LiveMint logoLiveMint 29-03-2017 Remya Nair

New Delhi: All eyes are on the Lok Sabha as it begins its debate on the last batch of legislations pertaining to the goods and services tax (GST). The plan is to debate, without a lunch recess, for six-seven hours and then press for a vote on the bills.

This seminal piece of tax reform aims to remove tariff barriers across states and integrate the country into a common market. This is the last legislative hurdle before GST’s implementation; to be sure, state assemblies too have to sign off on the laws.

Here are the five things to watch for:

The opposition’s stance:

The opposition has expressed concerns over the government’s attempt to push through all the four bills—the central GST bill, the integrated GST bill, the Union territory GST bill and GST (compensation to states) bill together after a single day’s debate and is likely to raise an objection.

Tabling of bills as money bills

The government’s move to table these pieces of legislation as money bills is also expected to come under criticism. Money bills need to be passed only by the Lok Sabha where the National Democratic Alliance is in a majority; the Rajya Sabha can only make recommendations which the Lok Sabha can choose to accept or reject.

Who will open the debate?

Finance minister Arun Jaitley is expected to move the bills for consideration and passage of the House. Congress leader Veerappa Moily is likely to lead the opposition’s charge. Rajiv Satav, Congress MP from Maharashtra, or Ranjeet Ranjan, Congress MP from Bihar, are likely to be the other speakers for the main opposition party, said Shashi Tharoor, Congress MP from Kerala. Biju Janata Dal MP Bhartruhari Mahtab is also expected to speak in the debate.

The perception battle

The opposition will be hard pressed to maintain a fine balance in opposing the way the government is hurrying through with the laws and at the same not be seen as opposing this historic tax reform.

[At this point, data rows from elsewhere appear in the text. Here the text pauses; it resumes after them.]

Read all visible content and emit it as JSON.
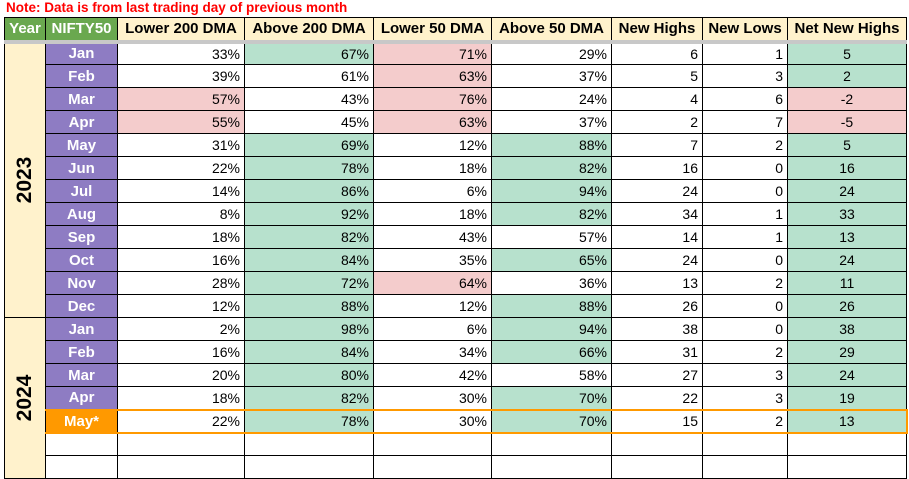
{
  "note": "Note: Data is from last trading day of previous month",
  "headers": [
    "Year",
    "NIFTY50",
    "Lower 200 DMA",
    "Above 200 DMA",
    "Lower 50 DMA",
    "Above 50 DMA",
    "New Highs",
    "New Lows",
    "Net New Highs"
  ],
  "colors": {
    "green": "#b7e1cd",
    "red": "#f4cccc",
    "month": "#8e7cc3",
    "current": "#ff9900",
    "header": "#fff2cc",
    "header_accent": "#6aa84f"
  },
  "years": [
    {
      "year": "2023",
      "rows": [
        {
          "month": "Jan",
          "values": [
            "33%",
            "67%",
            "71%",
            "29%",
            "6",
            "1",
            "5"
          ],
          "fills": [
            "w",
            "g",
            "r",
            "w",
            "w",
            "w",
            "g"
          ]
        },
        {
          "month": "Feb",
          "values": [
            "39%",
            "61%",
            "63%",
            "37%",
            "5",
            "3",
            "2"
          ],
          "fills": [
            "w",
            "w",
            "r",
            "w",
            "w",
            "w",
            "g"
          ]
        },
        {
          "month": "Mar",
          "values": [
            "57%",
            "43%",
            "76%",
            "24%",
            "4",
            "6",
            "-2"
          ],
          "fills": [
            "r",
            "w",
            "r",
            "w",
            "w",
            "w",
            "r"
          ]
        },
        {
          "month": "Apr",
          "values": [
            "55%",
            "45%",
            "63%",
            "37%",
            "2",
            "7",
            "-5"
          ],
          "fills": [
            "r",
            "w",
            "r",
            "w",
            "w",
            "w",
            "r"
          ]
        },
        {
          "month": "May",
          "values": [
            "31%",
            "69%",
            "12%",
            "88%",
            "7",
            "2",
            "5"
          ],
          "fills": [
            "w",
            "g",
            "w",
            "g",
            "w",
            "w",
            "g"
          ]
        },
        {
          "month": "Jun",
          "values": [
            "22%",
            "78%",
            "18%",
            "82%",
            "16",
            "0",
            "16"
          ],
          "fills": [
            "w",
            "g",
            "w",
            "g",
            "w",
            "w",
            "g"
          ]
        },
        {
          "month": "Jul",
          "values": [
            "14%",
            "86%",
            "6%",
            "94%",
            "24",
            "0",
            "24"
          ],
          "fills": [
            "w",
            "g",
            "w",
            "g",
            "w",
            "w",
            "g"
          ]
        },
        {
          "month": "Aug",
          "values": [
            "8%",
            "92%",
            "18%",
            "82%",
            "34",
            "1",
            "33"
          ],
          "fills": [
            "w",
            "g",
            "w",
            "g",
            "w",
            "w",
            "g"
          ]
        },
        {
          "month": "Sep",
          "values": [
            "18%",
            "82%",
            "43%",
            "57%",
            "14",
            "1",
            "13"
          ],
          "fills": [
            "w",
            "g",
            "w",
            "w",
            "w",
            "w",
            "g"
          ]
        },
        {
          "month": "Oct",
          "values": [
            "16%",
            "84%",
            "35%",
            "65%",
            "24",
            "0",
            "24"
          ],
          "fills": [
            "w",
            "g",
            "w",
            "g",
            "w",
            "w",
            "g"
          ]
        },
        {
          "month": "Nov",
          "values": [
            "28%",
            "72%",
            "64%",
            "36%",
            "13",
            "2",
            "11"
          ],
          "fills": [
            "w",
            "g",
            "r",
            "w",
            "w",
            "w",
            "g"
          ]
        },
        {
          "month": "Dec",
          "values": [
            "12%",
            "88%",
            "12%",
            "88%",
            "26",
            "0",
            "26"
          ],
          "fills": [
            "w",
            "g",
            "w",
            "g",
            "w",
            "w",
            "g"
          ]
        }
      ]
    },
    {
      "year": "2024",
      "rows": [
        {
          "month": "Jan",
          "values": [
            "2%",
            "98%",
            "6%",
            "94%",
            "38",
            "0",
            "38"
          ],
          "fills": [
            "w",
            "g",
            "w",
            "g",
            "w",
            "w",
            "g"
          ]
        },
        {
          "month": "Feb",
          "values": [
            "16%",
            "84%",
            "34%",
            "66%",
            "31",
            "2",
            "29"
          ],
          "fills": [
            "w",
            "g",
            "w",
            "g",
            "w",
            "w",
            "g"
          ]
        },
        {
          "month": "Mar",
          "values": [
            "20%",
            "80%",
            "42%",
            "58%",
            "27",
            "3",
            "24"
          ],
          "fills": [
            "w",
            "g",
            "w",
            "w",
            "w",
            "w",
            "g"
          ]
        },
        {
          "month": "Apr",
          "values": [
            "18%",
            "82%",
            "30%",
            "70%",
            "22",
            "3",
            "19"
          ],
          "fills": [
            "w",
            "g",
            "w",
            "g",
            "w",
            "w",
            "g"
          ]
        },
        {
          "month": "May*",
          "current": true,
          "values": [
            "22%",
            "78%",
            "30%",
            "70%",
            "15",
            "2",
            "13"
          ],
          "fills": [
            "w",
            "g",
            "w",
            "g",
            "w",
            "w",
            "g"
          ]
        }
      ]
    }
  ]
}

The fine prints of the legislation

It will be interesting to see if the Congress opposes the clause which caps the peak tax rate effectively at 40% under GST (20% central GST+20% SGST). The Congress has long argued that the tax rate in GST should be capped at 18% in the legislation. But given that Congress ruled states are part of the GST council which gave its nod to these bills, the principal opposition party will have to walk a tightrope.

The stance of the Trinamool Congress will also be a key thing to watch out for. West Bengal finance minister has been vocal in the GST Council opposing some of the provisions in the bills like the powers of arrest provisions.